The company has shown tremendous growth and has in the last four years grown from a turnover of Rs 868 lakhs to almost Rs 10,000 lakhs based on first half annualised sales for September 2010. Going forward the company needs to stabilise its sales and ensure that the margins remain sustainable and that the company is able to feed its machines as the capacity is also increasing significantly.
Based on the EPS that the company has earned for the year ending March 2010, the shares which are being offered in a price band of Rs 72-77 would trade at a price earnings multiple of  between 32.73 times to 35 times. If however we were to consider the PE multiple based on the current half year on an annualised basis the valuations improve significantly to 16.40 times at the lower end and 17.54 times at the upper band.

Concerns            
The company is tapping the capital markets to raise money for expansion and working capital requirements, yet at the same time has invested in Aasda Lifecare Limited, a pharma company which is in no way connected with the company. Secondly the company has allotted shares in March 2010 at a price of Rs 20 to a company Finaventure India Limited and is now asking investors to invest at roughly four times the price in less than 12 months. Thirdly the foray into retail is highly risky and expensive and could affect the growth prospects of the company if it fails to take off as expected. The company is raising money for brand promotion and also intends to hire a brand ambassador for the same purpose.

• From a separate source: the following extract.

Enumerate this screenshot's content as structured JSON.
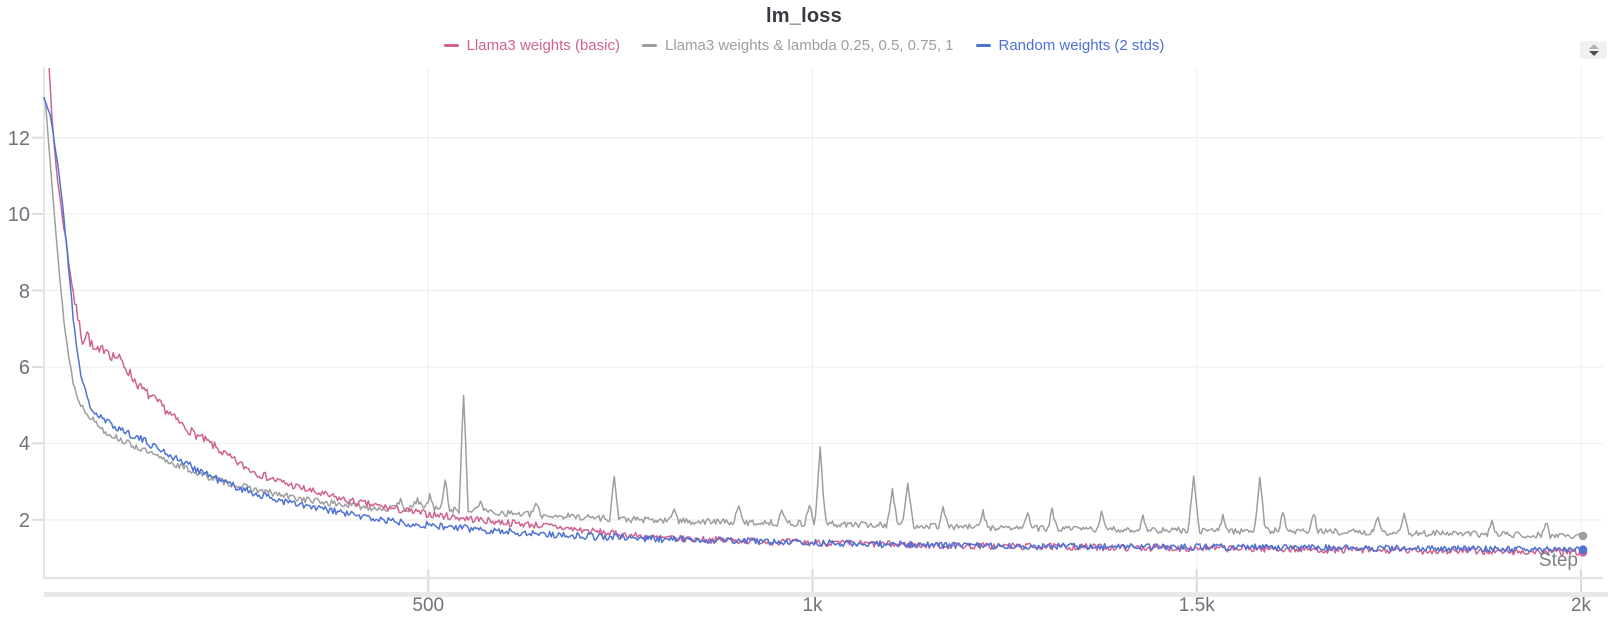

In recent times there have been a few well established players in the garment segment who have taken a beating. Also investors would recall the IPO of Cantabil Retail India Limited which had come to the markets in September 2010 and raised Rs 105 crs in a price band of Rs 127-135. The valuation of that company was between 14.5 and 15 times. The share closed for the week on Friday the 18th of February at Rs 40.45 or less than 1/3rd its value.

Conclusion
The promoter has come a long way since he set up shop in Mumbai over 19 years ago. Considering all facts and the growth, I believe that the issue is expensive and leaves nothing on the table for the investor. It makes better sense to skip the issue currently and take a look on listing or a month after listing. The current market scenario is not conducive to applying in the primary market when the secondary markets are in such turmoil.